He just waved me over. When he kissed me this time, it was with far more vigor and lust. He had me on my back in a matter of seconds, and he lifted up my nurse’s gown to pull my panties down.
He dived right into my sex, his tongue seemingly drawn like magic to me. When he pressed, I uttered his name incoherently, as unable to speak as he’d been seconds ago. I clenched my legs tightly and arched my hips, unable to stay still with the ridiculous amount of pleasure running through me. I was sure some of it had to do with how Michael and I were connected, but heavens was this unbelievable.
“Mi-Michael... ” I gasped.
I reached for his hair and gently ran my hands through it, digging my nails in.
“Fuck, I want you,” I growled.
It was like giving catnip to a kitten. He looked up, still working on me with that gift of a tongue, and smiled.
“You know I’m ready to go in at a moment’s notice,” he said. “Just say—”
“Don’t fucking wait,” I growled.
Michael planted one more kiss on me, climbed up, and put himself right outside of me.
“You’re sure,” he said. “No turning—”
I grabbed his hips and tried to pull him into me. Obviously, he needed to do the work, but the point was made.
He entered into me, and all I could do was gently nibble down on his neck at how good he felt.
Oh, fucking heavens, he felt amazing. He filled me like I’d never been filled before, and it felt like he could get deeper than I’d ever had before. He moved like a gymnast on top of me, and whether because of his physical prowess or the emotional connection we shared, I could feel the tension developing inside of me extraordinarily quickly.
I dragged his face down to mine and kissed him passionately as I thrust my hips into him. This man hadn’t just been a great guy to me, he’d literally saved my life. And yes, I suppose I had really saved his in some sense, but because of everything that had transpired, there was really only one man that I knew could understand me. Fortunately, it was the man that I, yes, loved the most.
Michael Giordano.
And at that, at the very thought of his name, at the thought of all we had been through, I came on him, my sex pulsating around his thrusting cock. I squeezed his body with my arms and tightened my legs around him, the intensity of the feeling nearly unbearable. I hadn’t had sex in some time, but the pleasure that this was producing was unforgettable.
When I finally finished, Michael was still going. I suppose being as fit, athletic, and lean as he was made things a hell of a lot easier to have sexual endurance.
I had him get behind me for doggy style, but really, that was just because I needed a breather—literally, I couldn’t keep up with how good he was making me feel. Probably for the better, though, it meant that when he went back into me, it was like starting fresh all over again, and within minutes, he had made me come again.
“Michael, ohhh, yes,” I said, although saying anything more than that was beyond my capabilities.
Eventually, Michael finally came when I was on top of him, leaning forward, kissing him. There was a pleasurable cry, and then there was the actual orgasm. The moment just made me want to cradle him, hold him under my legs and in my arms, forever.

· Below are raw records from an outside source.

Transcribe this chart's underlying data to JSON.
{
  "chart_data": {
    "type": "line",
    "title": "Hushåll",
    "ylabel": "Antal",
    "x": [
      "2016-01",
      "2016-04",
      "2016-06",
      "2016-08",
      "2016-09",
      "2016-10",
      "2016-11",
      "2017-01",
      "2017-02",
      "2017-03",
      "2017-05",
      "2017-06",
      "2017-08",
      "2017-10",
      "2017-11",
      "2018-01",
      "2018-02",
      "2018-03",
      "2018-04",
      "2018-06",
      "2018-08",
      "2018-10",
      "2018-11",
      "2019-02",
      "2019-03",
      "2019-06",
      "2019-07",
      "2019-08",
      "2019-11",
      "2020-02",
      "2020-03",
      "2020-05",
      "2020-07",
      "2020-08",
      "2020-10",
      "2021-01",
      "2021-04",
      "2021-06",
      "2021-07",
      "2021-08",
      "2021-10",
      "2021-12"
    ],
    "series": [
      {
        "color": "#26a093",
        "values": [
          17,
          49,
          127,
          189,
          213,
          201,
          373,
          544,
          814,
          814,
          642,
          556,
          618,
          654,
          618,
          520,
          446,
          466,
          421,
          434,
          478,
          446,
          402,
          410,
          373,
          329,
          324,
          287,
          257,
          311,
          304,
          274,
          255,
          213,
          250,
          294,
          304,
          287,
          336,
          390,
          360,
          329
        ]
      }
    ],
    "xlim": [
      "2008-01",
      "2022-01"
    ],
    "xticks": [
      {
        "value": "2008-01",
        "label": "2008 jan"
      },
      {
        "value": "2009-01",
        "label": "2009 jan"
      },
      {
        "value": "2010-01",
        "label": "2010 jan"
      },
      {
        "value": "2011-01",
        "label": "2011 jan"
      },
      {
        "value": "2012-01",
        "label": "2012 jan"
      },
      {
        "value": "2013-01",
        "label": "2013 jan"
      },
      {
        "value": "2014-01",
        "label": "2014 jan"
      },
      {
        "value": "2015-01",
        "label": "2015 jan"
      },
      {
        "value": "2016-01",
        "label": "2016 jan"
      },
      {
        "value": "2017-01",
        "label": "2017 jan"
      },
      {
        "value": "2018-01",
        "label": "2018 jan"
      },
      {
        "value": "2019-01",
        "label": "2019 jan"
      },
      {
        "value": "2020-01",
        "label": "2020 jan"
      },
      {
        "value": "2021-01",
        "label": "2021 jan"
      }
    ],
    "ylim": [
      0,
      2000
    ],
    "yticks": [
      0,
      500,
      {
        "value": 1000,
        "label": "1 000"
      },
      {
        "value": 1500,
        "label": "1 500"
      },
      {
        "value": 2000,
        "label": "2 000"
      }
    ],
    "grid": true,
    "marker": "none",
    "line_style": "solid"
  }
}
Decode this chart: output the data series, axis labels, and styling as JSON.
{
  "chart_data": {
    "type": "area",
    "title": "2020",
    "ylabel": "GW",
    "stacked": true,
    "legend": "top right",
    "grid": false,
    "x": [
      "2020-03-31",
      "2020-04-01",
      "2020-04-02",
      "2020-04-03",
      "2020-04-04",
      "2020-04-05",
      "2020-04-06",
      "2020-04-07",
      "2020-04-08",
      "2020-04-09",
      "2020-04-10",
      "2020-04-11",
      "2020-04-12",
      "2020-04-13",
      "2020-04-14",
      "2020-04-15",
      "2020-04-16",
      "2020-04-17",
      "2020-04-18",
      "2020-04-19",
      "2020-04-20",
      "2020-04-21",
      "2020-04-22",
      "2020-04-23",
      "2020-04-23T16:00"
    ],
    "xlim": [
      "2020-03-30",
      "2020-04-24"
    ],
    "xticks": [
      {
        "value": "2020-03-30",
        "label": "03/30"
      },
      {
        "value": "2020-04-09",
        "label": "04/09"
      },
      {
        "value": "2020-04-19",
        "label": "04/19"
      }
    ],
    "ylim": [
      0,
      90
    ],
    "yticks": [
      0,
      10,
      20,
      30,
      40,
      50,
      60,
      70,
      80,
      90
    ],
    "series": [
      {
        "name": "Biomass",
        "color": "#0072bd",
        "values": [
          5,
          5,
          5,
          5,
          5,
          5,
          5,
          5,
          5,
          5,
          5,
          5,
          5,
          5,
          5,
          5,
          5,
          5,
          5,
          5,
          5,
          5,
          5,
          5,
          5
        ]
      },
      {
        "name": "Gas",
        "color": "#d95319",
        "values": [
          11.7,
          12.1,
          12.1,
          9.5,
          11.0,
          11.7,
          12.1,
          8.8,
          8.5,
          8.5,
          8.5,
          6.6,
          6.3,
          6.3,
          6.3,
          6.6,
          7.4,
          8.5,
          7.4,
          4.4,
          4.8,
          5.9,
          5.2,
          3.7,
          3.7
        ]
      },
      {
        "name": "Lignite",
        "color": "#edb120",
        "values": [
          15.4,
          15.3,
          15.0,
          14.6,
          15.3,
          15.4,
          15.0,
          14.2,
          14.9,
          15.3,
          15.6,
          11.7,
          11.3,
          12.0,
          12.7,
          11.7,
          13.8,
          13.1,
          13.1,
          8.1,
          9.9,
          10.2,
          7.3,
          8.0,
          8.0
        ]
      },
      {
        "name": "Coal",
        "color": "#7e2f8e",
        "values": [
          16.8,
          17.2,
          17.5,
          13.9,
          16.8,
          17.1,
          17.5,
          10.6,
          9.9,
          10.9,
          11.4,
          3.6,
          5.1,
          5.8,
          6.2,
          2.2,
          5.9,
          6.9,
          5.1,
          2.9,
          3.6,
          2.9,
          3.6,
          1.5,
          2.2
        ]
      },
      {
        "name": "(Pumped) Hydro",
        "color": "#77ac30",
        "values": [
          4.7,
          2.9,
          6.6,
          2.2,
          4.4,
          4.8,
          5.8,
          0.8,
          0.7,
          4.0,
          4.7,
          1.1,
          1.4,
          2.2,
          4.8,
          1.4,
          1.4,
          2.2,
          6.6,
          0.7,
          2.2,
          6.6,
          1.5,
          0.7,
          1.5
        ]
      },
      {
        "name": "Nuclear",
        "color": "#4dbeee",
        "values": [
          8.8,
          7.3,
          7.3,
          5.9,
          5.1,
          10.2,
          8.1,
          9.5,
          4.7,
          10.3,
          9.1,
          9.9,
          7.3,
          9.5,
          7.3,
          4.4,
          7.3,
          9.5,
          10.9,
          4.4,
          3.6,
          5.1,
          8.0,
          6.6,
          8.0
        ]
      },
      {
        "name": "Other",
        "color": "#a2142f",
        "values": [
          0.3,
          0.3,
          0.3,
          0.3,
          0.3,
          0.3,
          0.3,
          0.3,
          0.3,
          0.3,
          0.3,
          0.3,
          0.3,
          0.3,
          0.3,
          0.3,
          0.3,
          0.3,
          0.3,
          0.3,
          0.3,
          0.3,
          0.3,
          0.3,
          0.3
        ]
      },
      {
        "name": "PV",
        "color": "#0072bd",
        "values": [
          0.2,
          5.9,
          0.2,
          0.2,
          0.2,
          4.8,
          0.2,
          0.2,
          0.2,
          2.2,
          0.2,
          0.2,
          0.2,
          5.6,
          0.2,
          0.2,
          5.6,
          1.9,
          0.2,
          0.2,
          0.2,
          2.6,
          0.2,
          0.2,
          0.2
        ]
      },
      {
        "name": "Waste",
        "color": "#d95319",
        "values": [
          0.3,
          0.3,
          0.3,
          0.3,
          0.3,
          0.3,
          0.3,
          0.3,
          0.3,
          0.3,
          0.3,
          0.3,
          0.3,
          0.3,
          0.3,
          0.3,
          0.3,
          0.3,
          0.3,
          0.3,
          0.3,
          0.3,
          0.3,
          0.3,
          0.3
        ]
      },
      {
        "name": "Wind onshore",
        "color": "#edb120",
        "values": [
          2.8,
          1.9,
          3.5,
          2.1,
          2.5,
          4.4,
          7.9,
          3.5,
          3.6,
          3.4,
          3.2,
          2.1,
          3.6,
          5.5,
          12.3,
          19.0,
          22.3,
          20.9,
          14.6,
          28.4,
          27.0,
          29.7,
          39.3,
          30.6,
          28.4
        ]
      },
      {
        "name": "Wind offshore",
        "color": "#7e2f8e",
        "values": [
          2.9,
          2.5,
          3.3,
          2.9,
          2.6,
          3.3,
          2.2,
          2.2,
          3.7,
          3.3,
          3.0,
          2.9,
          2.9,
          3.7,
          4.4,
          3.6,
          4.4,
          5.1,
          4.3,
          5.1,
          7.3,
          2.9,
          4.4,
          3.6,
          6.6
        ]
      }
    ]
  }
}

Maybe it was getting a little carried away. Maybe it was projecting ahead off of too much. Maybe it was risking a lot of my emotional well-being to say that I loved him and that I felt like we could really make it work.
But if my stubbornness and my hard-headedness could make me reject the Black Reapers as a group to work with, those same personality traits could make me believe we would live happily ever after. We understood each other on a profoundly deep level, far beyond what even some married couples knew, and that understanding and appreciation for each other could help carry us through some dark times.
It also helped that it was hard to imagine anything darker than what we had just experienced for a long, long time. It was, honestly, only uphill from here.
“Wow,” Michael said, looking up at me in admiration.
“Wow, what?” I said.
“Wow... you,” he said. “I never thought, after everything I’ve been through, that I would ever see something so beautiful in my life. But now, looking up at you? I’m seeing it now. I’m seeing the most beautiful thing in the world. And that’s you.”
It wasn’t corny in the slightest. I could see how serious he was. It was so sweet, I almost teared up.
I had to lean forward to kiss him just to avoid this very issue. But I didn’t need that excuse— I would have kissed him anyways.
Because I could say the same thing back to him.
Michael, likewise, was the most handsome man I had ever seen. He was the man that had changed my mind for the better on a lot of things, kept me on my good side about some others, and had ultimately made me better at understanding the person, not the image. Michael made me a better person, and I had no doubt ho I felt about it.